Australian airline Qantas has confirmed a major cybersecurity breach that exposed the personal data of more than six million customers. The attack—linked to a notorious cybercriminal group—marks one of the largest data compromises in the country’s aviation history.

Key Details of the Breach

The breach was first detected on July 1, 2025, originating from a third-party system used by one of Qantas’ call center service providers.

Stolen Customer Data:

• Full names
• Email addresses
• Phone numbers
• Dates of birth
• Frequent flyer numbers

Data Not Compromised:

• Payment information
• Passport data
• Passwords or PINs
• Login credentials

Qantas emphasized that no sensitive authentication information had been exposed. However, the sheer volume and nature of the stolen personal data still pose a serious risk of identity theft and phishing attacks.

Qantas’ Response

Following the incident, Qantas took swift action:

• Reported the breach to the Australian Federal Police (AFP).
• Notified affected customers, urging caution against phishing and scams.
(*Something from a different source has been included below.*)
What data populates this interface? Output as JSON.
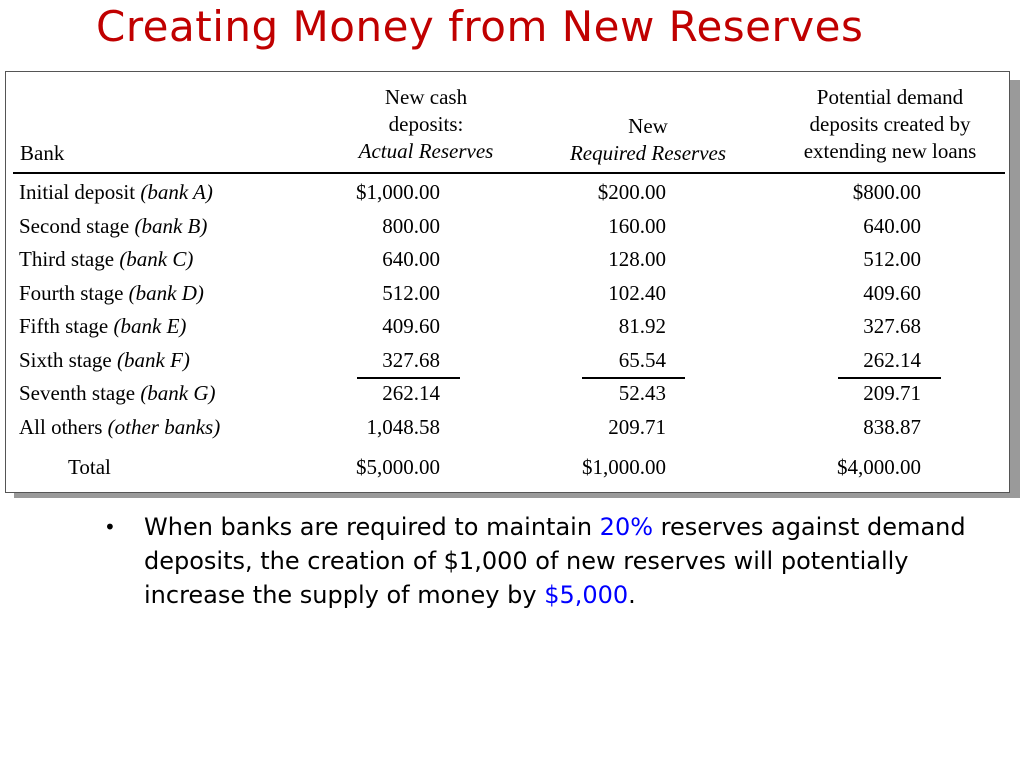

Issued clear communication guidelines, stating:

“Official communications will ONLY come from email addresses ending in @qantas.com. We will never ask for passwords, booking codes, or personal details via phone, text, or email.”

The airline is working closely with cybersecurity experts and government authorities as the investigation continues.

Who’s Behind the Attack?

Investigators suspect the threat actor Scattered Spider, a cybercrime group known for high-profile ransomware attacks on the aviation sector.
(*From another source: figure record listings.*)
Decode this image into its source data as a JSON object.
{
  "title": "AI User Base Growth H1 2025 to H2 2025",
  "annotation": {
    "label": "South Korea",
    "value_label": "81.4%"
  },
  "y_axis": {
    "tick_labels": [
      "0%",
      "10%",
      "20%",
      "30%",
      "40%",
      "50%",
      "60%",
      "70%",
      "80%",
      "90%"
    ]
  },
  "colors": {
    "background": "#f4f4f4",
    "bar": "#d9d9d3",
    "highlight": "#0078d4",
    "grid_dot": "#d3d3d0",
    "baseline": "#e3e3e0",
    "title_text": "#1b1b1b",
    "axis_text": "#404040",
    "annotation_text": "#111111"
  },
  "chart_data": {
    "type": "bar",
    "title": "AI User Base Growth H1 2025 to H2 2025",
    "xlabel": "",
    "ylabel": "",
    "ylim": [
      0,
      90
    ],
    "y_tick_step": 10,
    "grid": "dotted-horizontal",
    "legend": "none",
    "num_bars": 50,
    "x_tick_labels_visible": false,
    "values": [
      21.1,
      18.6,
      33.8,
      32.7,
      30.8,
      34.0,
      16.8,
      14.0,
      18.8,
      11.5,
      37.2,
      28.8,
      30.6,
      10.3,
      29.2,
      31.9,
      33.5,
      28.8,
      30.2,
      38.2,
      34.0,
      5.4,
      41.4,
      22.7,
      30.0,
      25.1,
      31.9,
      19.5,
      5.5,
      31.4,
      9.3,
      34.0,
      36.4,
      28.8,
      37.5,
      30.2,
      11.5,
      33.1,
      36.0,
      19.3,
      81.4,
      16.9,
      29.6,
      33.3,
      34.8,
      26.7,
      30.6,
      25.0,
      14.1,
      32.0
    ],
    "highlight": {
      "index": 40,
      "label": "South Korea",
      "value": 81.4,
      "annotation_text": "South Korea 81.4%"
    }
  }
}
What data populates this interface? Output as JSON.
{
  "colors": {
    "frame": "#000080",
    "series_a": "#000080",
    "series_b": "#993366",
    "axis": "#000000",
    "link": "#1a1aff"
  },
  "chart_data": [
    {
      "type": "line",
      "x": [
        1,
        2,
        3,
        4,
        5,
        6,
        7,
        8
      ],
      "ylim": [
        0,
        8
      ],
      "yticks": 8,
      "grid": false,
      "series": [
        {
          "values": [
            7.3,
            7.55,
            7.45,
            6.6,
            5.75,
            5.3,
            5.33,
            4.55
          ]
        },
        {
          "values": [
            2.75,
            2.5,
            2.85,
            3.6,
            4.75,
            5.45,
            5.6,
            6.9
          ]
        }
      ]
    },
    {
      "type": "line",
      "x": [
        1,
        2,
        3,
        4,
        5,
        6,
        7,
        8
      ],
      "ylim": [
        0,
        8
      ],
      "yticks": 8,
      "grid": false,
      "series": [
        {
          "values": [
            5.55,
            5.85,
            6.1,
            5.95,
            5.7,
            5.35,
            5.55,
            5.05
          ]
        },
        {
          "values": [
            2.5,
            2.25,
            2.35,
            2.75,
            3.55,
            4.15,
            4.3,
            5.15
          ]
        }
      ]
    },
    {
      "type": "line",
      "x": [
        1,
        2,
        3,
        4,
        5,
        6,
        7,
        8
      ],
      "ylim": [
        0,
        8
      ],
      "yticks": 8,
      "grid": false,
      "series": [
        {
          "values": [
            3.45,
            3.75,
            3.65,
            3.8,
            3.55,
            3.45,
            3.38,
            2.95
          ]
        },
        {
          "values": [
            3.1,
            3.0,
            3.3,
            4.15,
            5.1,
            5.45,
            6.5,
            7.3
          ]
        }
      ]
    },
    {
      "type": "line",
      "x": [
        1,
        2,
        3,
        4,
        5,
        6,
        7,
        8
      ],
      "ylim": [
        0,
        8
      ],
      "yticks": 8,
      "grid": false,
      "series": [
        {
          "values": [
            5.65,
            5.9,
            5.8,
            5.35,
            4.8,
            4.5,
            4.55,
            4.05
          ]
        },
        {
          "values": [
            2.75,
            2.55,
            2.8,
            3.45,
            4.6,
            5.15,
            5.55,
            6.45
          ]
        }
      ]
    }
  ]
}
🕷️ Scattered Spider: A Familiar Name

• Previously linked to WestJet (Canada) and Hawaiian Airlines (USA)
• Uses social engineering and supply chain attacks, often targeting contractors and third-party vendors
• Identified in a joint warning by the FBI, Mandiant (Google), and Palo Alto Networks

Unlike typical ransomware operators who exploit technical vulnerabilities, Scattered Spider is notorious for manipulating people—convincing employees or vendors to grant access unintentionally.

What Should Customers Do?

While financial data wasn’t stolen, the exposed information could still be used in phishing campaigns or identity fraud. Qantas urges customers to take the following precautions:

🛡️ Recommended Steps:

• Monitor online accounts for unusual activity
• Enable two-factor authentication (2FA) wherever possible
• Be skeptical of unsolicited emails, texts, or calls asking for personal or financial data
• Do not click on links from unknown sources claiming to represent Qantas

Customers can also check if their email address has appeared in any known breaches using Have I Been Pwned.

Why This Breach Matters

This incident is among Australia’s largest airline-related data breaches and highlights the growing cybersecurity threats facing the aviation sector. Airlines are particularly attractive targets because of the rich customer data they store—often linked to identity verification, travel patterns, and loyalty programs.
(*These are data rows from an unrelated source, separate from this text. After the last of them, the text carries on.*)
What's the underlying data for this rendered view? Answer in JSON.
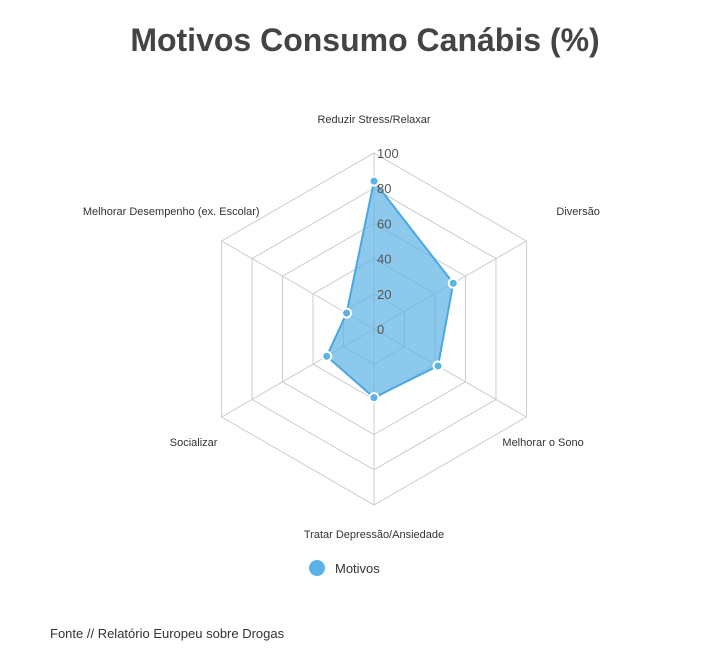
{
  "title": "Motivos Consumo Canábis (%)",
  "legend": {
    "label": "Motivos"
  },
  "source": "Fonte // Relatório Europeu sobre Drogas",
  "colors": {
    "series_fill": "#5BB2E6",
    "series_stroke": "#4AA8E0",
    "grid": "#cccccc"
  },
  "chart_data": {
    "type": "radar",
    "categories": [
      "Reduzir Stress/Relaxar",
      "Diversão",
      "Melhorar o Sono",
      "Tratar Depressão/Ansiedade",
      "Socializar",
      "Melhorar Desempenho (ex. Escolar)"
    ],
    "series": [
      {
        "name": "Motivos",
        "values": [
          84,
          52,
          42,
          39,
          31,
          18
        ]
      }
    ],
    "ticks": [
      0,
      20,
      40,
      60,
      80,
      100
    ],
    "range": [
      0,
      100
    ],
    "legend_position": "bottom"
  }
}
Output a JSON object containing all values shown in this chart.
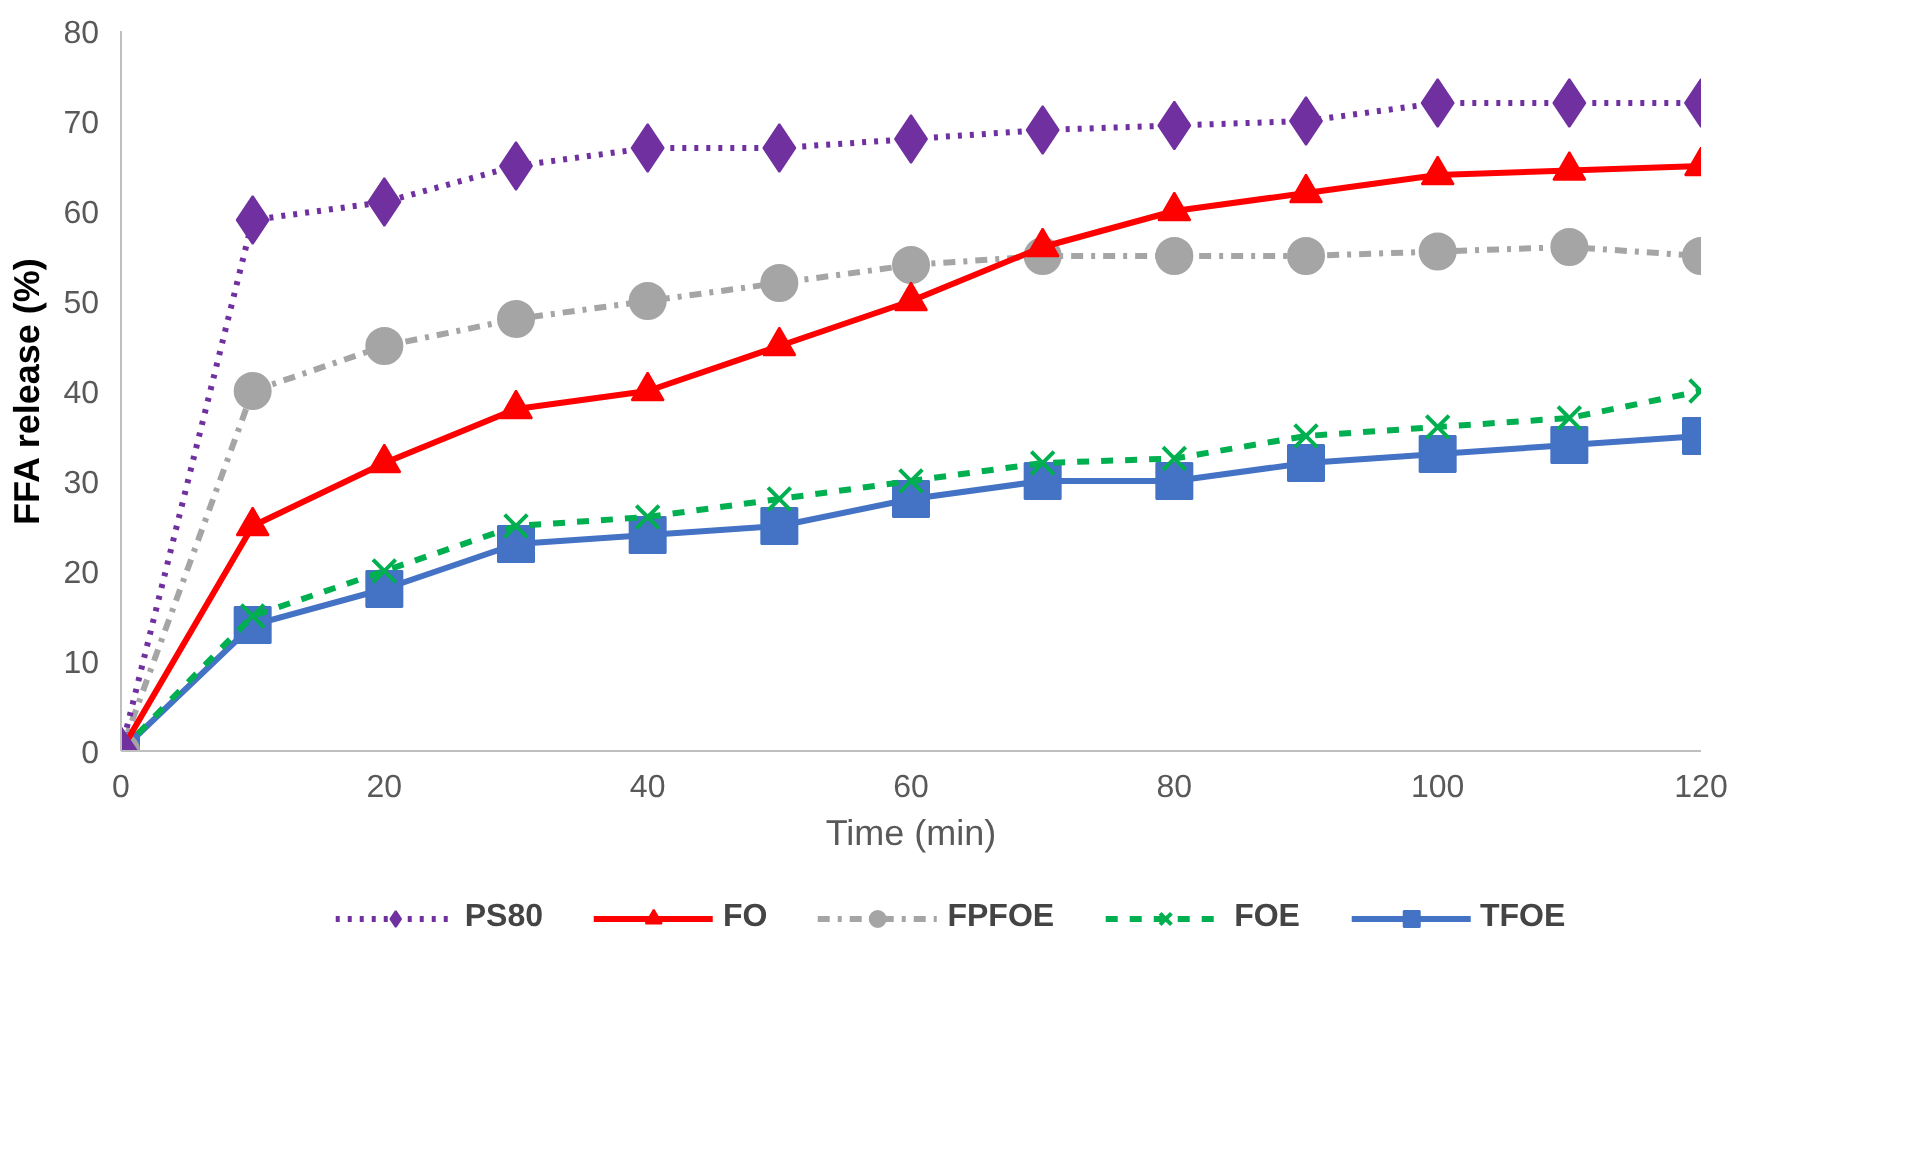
{
  "chart_data": {
    "type": "line",
    "xlabel": "Time (min)",
    "ylabel": "FFA release (%)",
    "x": [
      0,
      10,
      20,
      30,
      40,
      50,
      60,
      70,
      80,
      90,
      100,
      110,
      120
    ],
    "xlim": [
      0,
      120
    ],
    "xticks": [
      0,
      20,
      40,
      60,
      80,
      100,
      120
    ],
    "ylim": [
      0,
      80
    ],
    "yticks": [
      0,
      10,
      20,
      30,
      40,
      50,
      60,
      70,
      80
    ],
    "grid": false,
    "legend": "bottom",
    "series": [
      {
        "name": "PS80",
        "color": "#7030a0",
        "marker": "diamond",
        "line_style": "dotted",
        "values": [
          0,
          59,
          61,
          65,
          67,
          67,
          68,
          69,
          69.5,
          70,
          72,
          72,
          72
        ]
      },
      {
        "name": "FO",
        "color": "#ff0000",
        "marker": "triangle",
        "line_style": "solid",
        "values": [
          0,
          25,
          32,
          38,
          40,
          45,
          50,
          56,
          60,
          62,
          64,
          64.5,
          65
        ]
      },
      {
        "name": "FPFOE",
        "color": "#a5a5a5",
        "marker": "circle",
        "line_style": "dashdot",
        "values": [
          0,
          40,
          45,
          48,
          50,
          52,
          54,
          55,
          55,
          55,
          55.5,
          56,
          55
        ]
      },
      {
        "name": "FOE",
        "color": "#00b050",
        "marker": "cross",
        "line_style": "dashed",
        "values": [
          0,
          15,
          20,
          25,
          26,
          28,
          30,
          32,
          32.5,
          35,
          36,
          37,
          40
        ]
      },
      {
        "name": "TFOE",
        "color": "#4472c4",
        "marker": "square",
        "line_style": "solid",
        "values": [
          0,
          14,
          18,
          23,
          24,
          25,
          28,
          30,
          30,
          32,
          33,
          34,
          35
        ]
      }
    ]
  }
}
The attack also reflects a global trend: hackers increasingly exploiting third-party providers and social engineering instead of targeting core infrastructure directly.

Broader Context:

• Aviation relies heavily on outsourced services and complex IT ecosystems
• Human error and weak supply chain links remain top entry points for cybercriminals
• Regulatory scrutiny is expected to intensify following the Qantas breach

Final Word

The Qantas cyberattack is a stark reminder that even large, well-resourced organizations are vulnerable—especially when third-party vendors come into play.

With ransomware groups like Scattered Spider continuing to evolve, security must go beyond firewalls and software updates. It’s about people, partners, and preparation.

Qantas has pledged to provide updates as the investigation unfolds. In the meantime, customers are encouraged to remain vigilant.